A Unified Framework for Cross-Dataset Generalization of Vehicle Trajectory Prediction
UniTraj is a framework for vehicle trajectory prediction, designed by researchers from VITA lab at EPFL.
It provides a unified interface for training and evaluating different models on multiple dataset, and supports easy configuration and logging.
Powered by Hydra, Pytorch-lightinig, and WandB, the framework is easy to configure, train and logging.
In this project, we will be using UniTraj to train and evalulate a model we call PTR (predictive transformer) on the provided data accessible via SCITAS in /work/vita/datasets/DLAV_unitraj
, which also includes the validation and testing sets. For this milestone, test_easy
will be used to compute the predictions.
The task is to complete the PTR model and train it on the provided data.
The model is a transformer-based model that takes the past trajectory of the vehicle and its surrounding agents, along with the map, and predicts the future trajectory.
This is the architecture of the encoder part of model. Supposing we are given the past t time steps for M agents and we have a feature vector of size
- Add positional encoding to the input features at the time step dimension for distinguish between different time steps.
- Perform the temporal attention to capture the dependencies between the trajectories of each agent separately.
- Perform the spatial attention to capture the dependencies between the different agents at the same time step. These steps are repeated L times to capture the dependencies between the agents and the time steps.

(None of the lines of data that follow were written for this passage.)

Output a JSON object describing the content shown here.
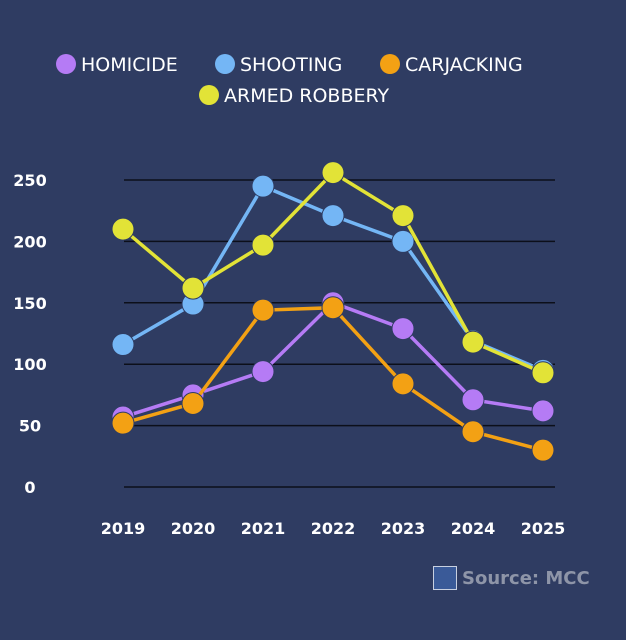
{
  "chart_data": {
    "type": "line",
    "categories": [
      "2019",
      "2020",
      "2021",
      "2022",
      "2023",
      "2024",
      "2025"
    ],
    "series": [
      {
        "name": "HOMICIDE",
        "color": "#b57bf5",
        "values": [
          57,
          75,
          94,
          150,
          129,
          71,
          62
        ]
      },
      {
        "name": "SHOOTING",
        "color": "#74b6f5",
        "values": [
          116,
          149,
          245,
          221,
          200,
          119,
          95
        ]
      },
      {
        "name": "CARJACKING",
        "color": "#f3a114",
        "values": [
          52,
          68,
          144,
          146,
          84,
          45,
          30
        ]
      },
      {
        "name": "ARMED ROBBERY",
        "color": "#e2e337",
        "values": [
          210,
          162,
          197,
          256,
          221,
          118,
          93
        ]
      }
    ],
    "yticks": [
      0,
      50,
      100,
      150,
      200,
      250
    ],
    "ylim": [
      0,
      250
    ],
    "grid": true,
    "legend": "top-center",
    "background": "#2f3c62"
  },
  "source": {
    "label": "Source: MCC",
    "logo_text": "MCC"
  }
}
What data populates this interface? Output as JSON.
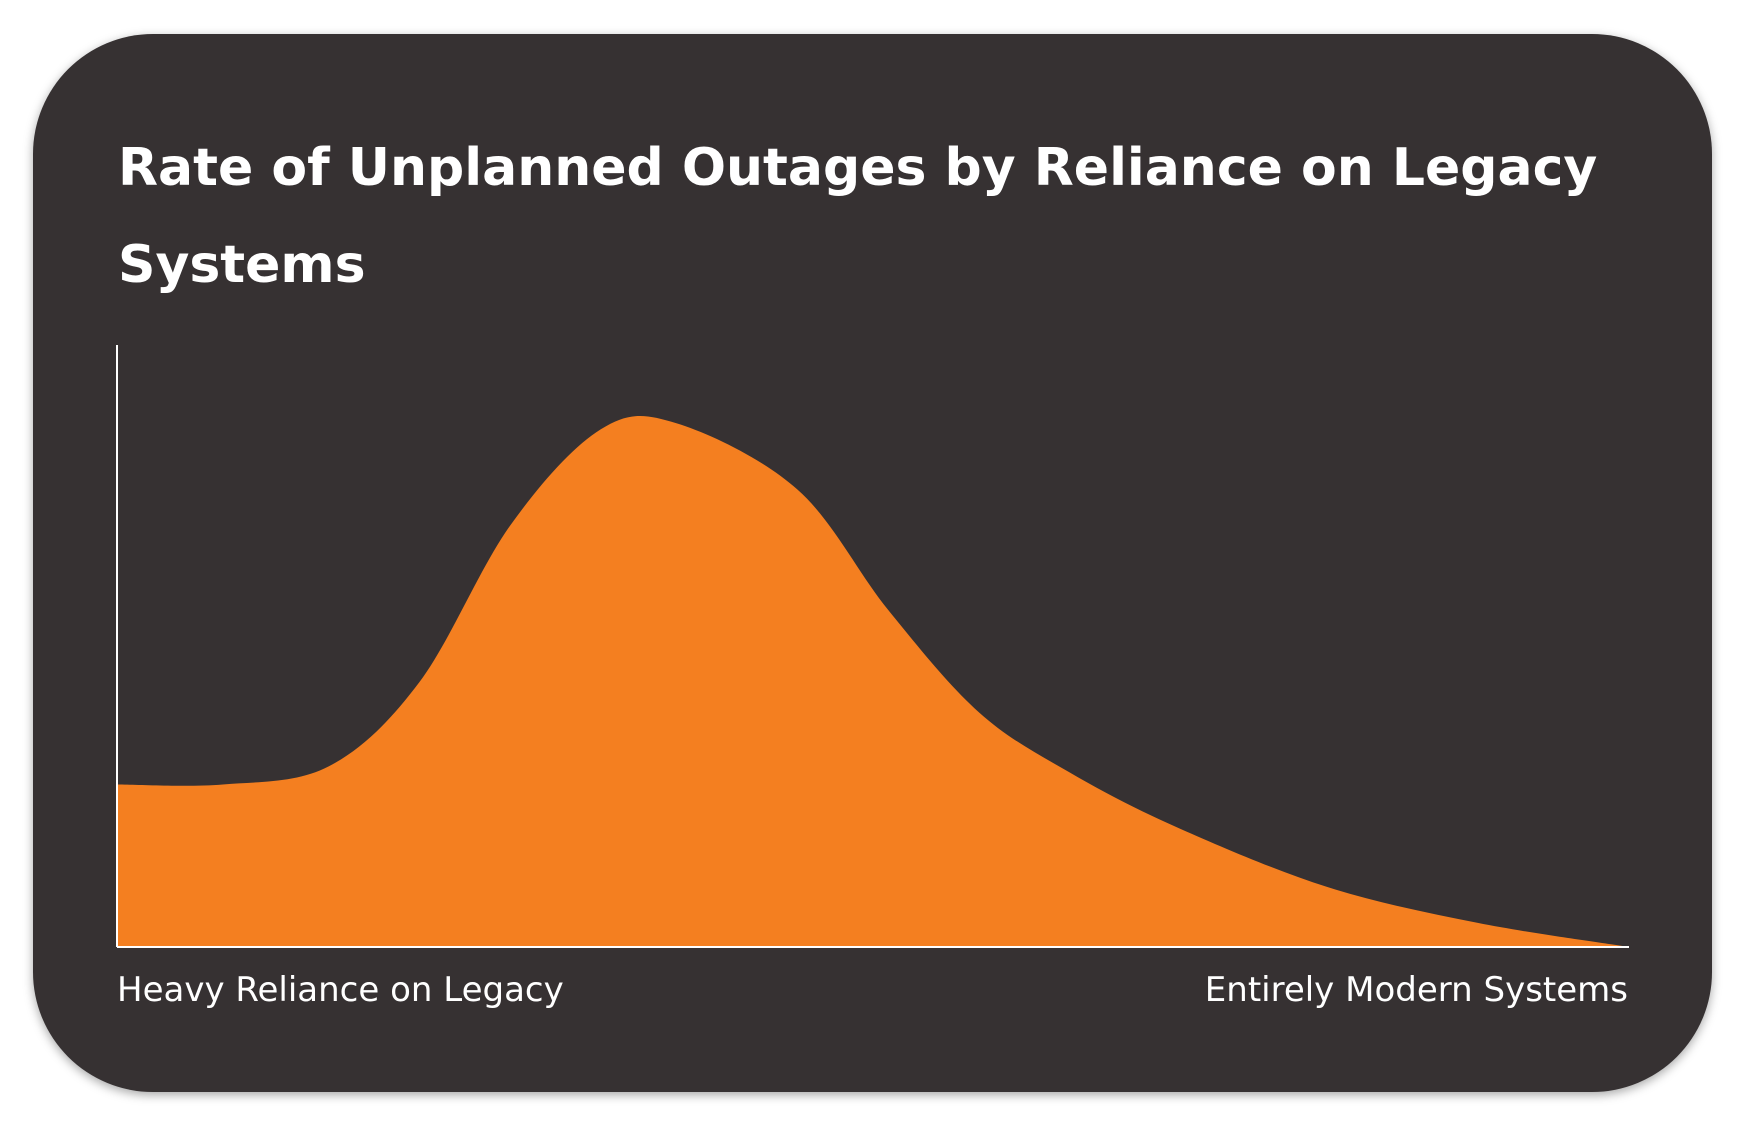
{
  "chart_data": {
    "type": "area",
    "title": "Rate of Unplanned Outages by Reliance on Legacy Systems",
    "x_start_label": "Heavy Reliance on Legacy",
    "x_end_label": "Entirely Modern Systems",
    "xlim": [
      0,
      100
    ],
    "ylim": [
      0,
      100
    ],
    "x": [
      0,
      7,
      14,
      20,
      26,
      32,
      37,
      45,
      51,
      57,
      63,
      70,
      80,
      90,
      100
    ],
    "values": [
      27,
      27,
      30,
      44,
      70,
      86,
      87,
      76,
      56,
      39,
      29,
      20,
      10,
      4,
      0
    ],
    "colors": {
      "fill": "#F47F20",
      "background": "#363132",
      "axis": "#FFFFFF",
      "text": "#FFFFFF"
    },
    "grid": false,
    "legend": "none"
  }
}
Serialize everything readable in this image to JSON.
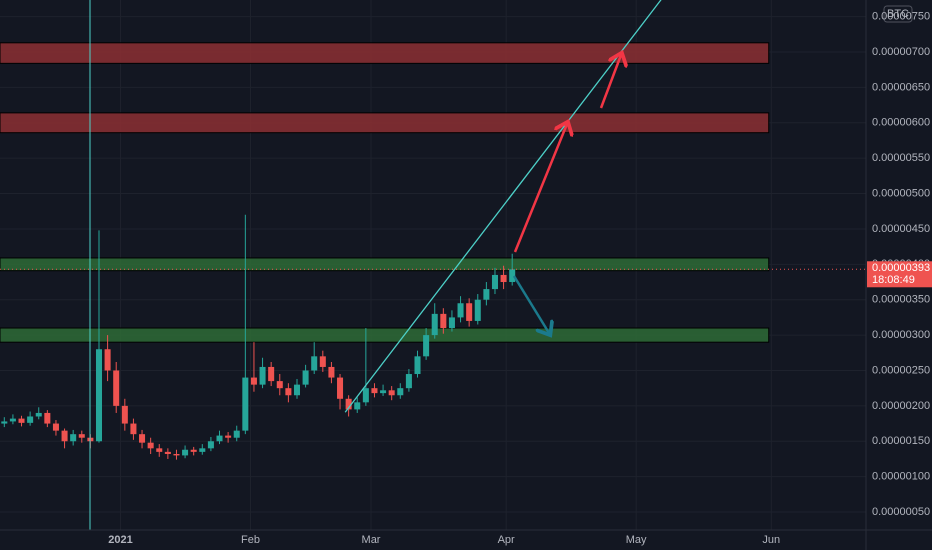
{
  "chart_data": {
    "type": "candlestick",
    "currency": "BTC",
    "up_color": "#26a69a",
    "down_color": "#ef5350",
    "open": [
      1.75e-06,
      1.78e-06,
      1.82e-06,
      1.76e-06,
      1.85e-06,
      1.9e-06,
      1.75e-06,
      1.65e-06,
      1.5e-06,
      1.6e-06,
      1.55e-06,
      1.5e-06,
      2.8e-06,
      2.5e-06,
      2e-06,
      1.75e-06,
      1.6e-06,
      1.48e-06,
      1.4e-06,
      1.35e-06,
      1.32e-06,
      1.3e-06,
      1.38e-06,
      1.35e-06,
      1.4e-06,
      1.5e-06,
      1.58e-06,
      1.55e-06,
      1.65e-06,
      2.4e-06,
      2.3e-06,
      2.55e-06,
      2.35e-06,
      2.25e-06,
      2.15e-06,
      2.3e-06,
      2.5e-06,
      2.7e-06,
      2.55e-06,
      2.4e-06,
      2.1e-06,
      1.95e-06,
      2.05e-06,
      2.25e-06,
      2.18e-06,
      2.22e-06,
      2.15e-06,
      2.25e-06,
      2.45e-06,
      2.7e-06,
      3e-06,
      3.3e-06,
      3.1e-06,
      3.25e-06,
      3.45e-06,
      3.2e-06,
      3.5e-06,
      3.65e-06,
      3.85e-06,
      3.75e-06
    ],
    "high": [
      1.84e-06,
      1.88e-06,
      1.86e-06,
      1.92e-06,
      1.98e-06,
      1.94e-06,
      1.8e-06,
      1.68e-06,
      1.66e-06,
      1.65e-06,
      1.6e-06,
      4.48e-06,
      3e-06,
      2.62e-06,
      2.1e-06,
      1.82e-06,
      1.66e-06,
      1.55e-06,
      1.46e-06,
      1.4e-06,
      1.38e-06,
      1.44e-06,
      1.42e-06,
      1.46e-06,
      1.56e-06,
      1.65e-06,
      1.63e-06,
      1.72e-06,
      4.7e-06,
      2.9e-06,
      2.68e-06,
      2.62e-06,
      2.45e-06,
      2.32e-06,
      2.38e-06,
      2.58e-06,
      2.9e-06,
      2.78e-06,
      2.62e-06,
      2.45e-06,
      2.15e-06,
      2.12e-06,
      3.1e-06,
      2.32e-06,
      2.3e-06,
      2.28e-06,
      2.32e-06,
      2.52e-06,
      2.78e-06,
      3.1e-06,
      3.45e-06,
      3.38e-06,
      3.35e-06,
      3.55e-06,
      3.52e-06,
      3.58e-06,
      3.75e-06,
      3.95e-06,
      3.98e-06,
      4.15e-06
    ],
    "low": [
      1.7e-06,
      1.74e-06,
      1.71e-06,
      1.72e-06,
      1.81e-06,
      1.7e-06,
      1.58e-06,
      1.4e-06,
      1.44e-06,
      1.48e-06,
      1.4e-06,
      1.48e-06,
      2.35e-06,
      1.9e-06,
      1.65e-06,
      1.52e-06,
      1.4e-06,
      1.32e-06,
      1.28e-06,
      1.25e-06,
      1.24e-06,
      1.26e-06,
      1.3e-06,
      1.31e-06,
      1.36e-06,
      1.46e-06,
      1.48e-06,
      1.5e-06,
      1.6e-06,
      2.2e-06,
      2.25e-06,
      2.28e-06,
      2.15e-06,
      2.05e-06,
      2.1e-06,
      2.26e-06,
      2.45e-06,
      2.48e-06,
      2.32e-06,
      1.95e-06,
      1.85e-06,
      1.9e-06,
      2e-06,
      2.12e-06,
      2.14e-06,
      2.08e-06,
      2.1e-06,
      2.2e-06,
      2.4e-06,
      2.65e-06,
      2.95e-06,
      3.02e-06,
      3.05e-06,
      3.18e-06,
      3.12e-06,
      3.15e-06,
      3.42e-06,
      3.58e-06,
      3.65e-06,
      3.7e-06
    ],
    "close": [
      1.78e-06,
      1.82e-06,
      1.76e-06,
      1.85e-06,
      1.9e-06,
      1.75e-06,
      1.65e-06,
      1.5e-06,
      1.6e-06,
      1.55e-06,
      1.5e-06,
      2.8e-06,
      2.5e-06,
      2e-06,
      1.75e-06,
      1.6e-06,
      1.48e-06,
      1.4e-06,
      1.35e-06,
      1.32e-06,
      1.3e-06,
      1.38e-06,
      1.35e-06,
      1.4e-06,
      1.5e-06,
      1.58e-06,
      1.55e-06,
      1.65e-06,
      2.4e-06,
      2.3e-06,
      2.55e-06,
      2.35e-06,
      2.25e-06,
      2.15e-06,
      2.3e-06,
      2.5e-06,
      2.7e-06,
      2.55e-06,
      2.4e-06,
      2.1e-06,
      1.95e-06,
      2.05e-06,
      2.25e-06,
      2.18e-06,
      2.22e-06,
      2.15e-06,
      2.25e-06,
      2.45e-06,
      2.7e-06,
      3e-06,
      3.3e-06,
      3.1e-06,
      3.25e-06,
      3.45e-06,
      3.2e-06,
      3.5e-06,
      3.65e-06,
      3.85e-06,
      3.75e-06,
      3.93e-06
    ],
    "xlim": [
      -0.5,
      100.1
    ],
    "xticks": [
      {
        "value": 13.5,
        "label": "2021"
      },
      {
        "value": 28.6,
        "label": "Feb"
      },
      {
        "value": 42.6,
        "label": "Mar"
      },
      {
        "value": 58.3,
        "label": "Apr"
      },
      {
        "value": 73.4,
        "label": "May"
      },
      {
        "value": 89.1,
        "label": "Jun"
      }
    ],
    "ylim": [
      2.46e-07,
      7.735e-06
    ],
    "yticks": [
      {
        "value": 5e-07,
        "label": "0.00000050"
      },
      {
        "value": 1e-06,
        "label": "0.00000100"
      },
      {
        "value": 1.5e-06,
        "label": "0.00000150"
      },
      {
        "value": 2e-06,
        "label": "0.00000200"
      },
      {
        "value": 2.5e-06,
        "label": "0.00000250"
      },
      {
        "value": 3e-06,
        "label": "0.00000300"
      },
      {
        "value": 3.5e-06,
        "label": "0.00000350"
      },
      {
        "value": 4e-06,
        "label": "0.00000400"
      },
      {
        "value": 4.5e-06,
        "label": "0.00000450"
      },
      {
        "value": 5e-06,
        "label": "0.00000500"
      },
      {
        "value": 5.5e-06,
        "label": "0.00000550"
      },
      {
        "value": 6e-06,
        "label": "0.00000600"
      },
      {
        "value": 6.5e-06,
        "label": "0.00000650"
      },
      {
        "value": 7e-06,
        "label": "0.00000700"
      },
      {
        "value": 7.5e-06,
        "label": "0.00000750"
      }
    ],
    "grid": true,
    "zones": [
      {
        "color": "#8c2f33",
        "x": [
          -0.5,
          88.8
        ],
        "range": [
          6.84e-06,
          7.13e-06
        ]
      },
      {
        "color": "#8c2f33",
        "x": [
          -0.5,
          88.8
        ],
        "range": [
          5.86e-06,
          6.14e-06
        ]
      },
      {
        "color": "#2e6b36",
        "x": [
          -0.5,
          88.8
        ],
        "range": [
          3.91e-06,
          4.09e-06
        ]
      },
      {
        "color": "#2e6b36",
        "x": [
          -0.5,
          88.8
        ],
        "range": [
          2.9e-06,
          3.1e-06
        ]
      }
    ],
    "trendline": {
      "color": "#4dd0c8",
      "x": [
        39.6,
        76.3
      ],
      "values": [
        1.91e-06,
        7.74e-06
      ]
    },
    "last_price": {
      "value": 3.93e-06,
      "label": "0.00000393"
    },
    "countdown": "18:08:49"
  }
}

The model is implemented in motionnet/models/ptr/ptr_model.py
and the config is in motionnet/configs/method/ptr.yaml
.
We are asked to complete three parts of the model in motionnet/models/ptr/ptr_model.py
:
- The
temporal_attn_fn
function that computes the attention between the past trajectory and the future trajectory. - The
spatial_attn_fn
function that computes the attention between different agents at the same time step. - The encoder part of the model in the
_forward
function.
There are three main components in UniTraj: dataset, model and config. The structure of the code is as follows:
motionnet
├── configs
│ ├── config.yaml
│ ├── method
│ │ ├── ptr.yaml
├── datasets
│ ├── base_dataset.py
│ ├── ptr_dataset.py
├── models
│ ├── ptr
│ ├── base_model
├── utils
There is a base config, dataset and model class, and each model has its own config, dataset and model class that inherit from the base class.
PTR model
The training data consists of recorded trajectories of different vehicles over a certain period of time. In order to improve the base prediction performance of the transformer, it is crucial to consider both the spatial relation between the different agents, as well as the temporal evolution of the trajectory of each agent. To that end, the transformer combines temporal and spatial (also called social) attention based on the architecture found in https://arxiv.org/abs/2104.00563. The trajectories information are coded into an embedding matrix which will undergo a self-attention layer that enables the model to capture temporal dependencies and spatial correlations within the trajectories.
Temporal attention
agents_emb
is matrix representation of the cars' trajectories in a latent space.
A fundamental step of the self-attention process for sequential data is the addition of positional encoding. In our application, the position encoding comes from the time-step of each trajectory point. Therefore, after applying a mask that discards unwanted and irrelevant data, we extract the time information of the embedding, and use the pos_encoder()
function to append this information to the agent's embedding. We then pass the resulting matrix to the layer()
function which computes the attention, giving us agents_temp_emb
. Reshaping of embedding matrix before passing it to the layer()
function is necessary to respect this function's shape requirements, and we later reshape back to its original dimensions.
Spatial attention
Unlike temporal information, where the sequence order of the data-points naturally carries significant meaning, the order of the sequence representing the position of different agents during one time-step is irrelevant and provides no useful meaning. Consequently, no positional encoding is required when applying spatial attention. Similarly to the temporal attention function, we apply a mask to disregard unwanted data points, permute and reshape the embedding before passing it to layer()
to get the spatial attention which we re-shape to format of the original embedding.
_forward function
This function represents the multi-head attention block that is used to predict the future trajectories of the agents. The fundamental part of the function is the sequential application of the temporal attention and social attention using temporal_attn_fn()
and social_attn_fn()
on the agents embedding, repeated L times.
NEW for MS2: we modified the _forward function in ptr.py to add the noise and drift on the ego_in variable for data augmentation. This includes adding a decreasing shift over the first 5 steps, a constant shift, or Guassian noise, all of which are detailed in the report. When computing the predictions for the submission, this section has to be commented, and no augmentation or modification should be done to the variables.
Training and submission
To run the training process we first need to define the path to the training and validation data in motionnet/configs/config.yaml
and the hyperparameters in motionnet/configs/method/ptr.yaml
. To start the training we use the following command:
python train.py method=ptr
which will generate a directory lightning_logs/version_X
containing checkpoints and metrics describing the evolution of different errors in training and evaluation with epochs. To create the predictions, define the path to the model under the variable ckpt_path in the config.yaml file, change val_data_path to the testing set , then we run:
python generate_predictions.py method=ptr
and submit the resulting file to kaggle.